Basically, an LSI is just a "Filter-key", not an actual Range-Key; your base Hash and Range value combination must still be unique while the LSI values do not have to be unique, at all. An easier way to look at it may be to think of the LSI as data within the files. You could write code that finds all the files with the name "PROJECT101", regardless of their fileFormat
, then reads the data inside to determine what should be included in the query and what is omitted. This is basically how LSI works (just without the extra overhead of opening the file to read its contents).
GSI
For GSI, you're essentially creating another table for each GSI, but without the hassle of maintaining multiple separate tables that mirror data between them; this is why they cost more throughput.
So for a GSI, you could specify fileName
as your base Hash-Key, and fileFormat
as your base Range-Key. You can then specify a GSI that has a Hash-Key of fileName2
and a Range-Key of fileFormat2
. You can then query on either fileName
or fileName2
if you like, unlike LSI where you can only query on fileName
.
The main advantages are that you only have to maintain one table, instead of 2, and anytime you write to either the primary Hash/Range or the GSI Hash/Range(s), the other(s) will automatically be updated as well, so you can't "forget" to update the other table(s) like you can with a multi-table setup. Also, there's no chance of a lost connection after updating one and before updating the other, like there is with the multi-table setup.
Additionally, a GSI can "overlap" the base Hash/Range combination.
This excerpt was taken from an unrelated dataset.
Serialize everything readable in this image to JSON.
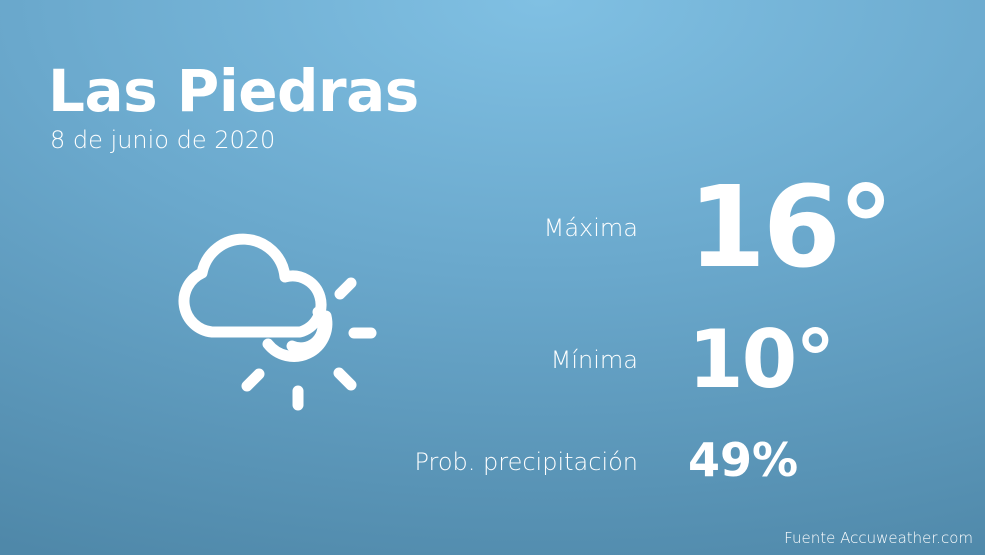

So if you wanted to make a table with fileName
and fileFormat
as your base Hash/Range and filePriority
and fileName
as your GSI, you can.
Lastly, a GSI Hash+Range combination does not have to be unique, while the base Hash+Range combination does have to be unique. This is something that is not possible with a dual/multi table setup, but is with GSI. As a result, you MUST provide values for both the base AND GSI Hash+Range, when updating; none of these values can be empty/null.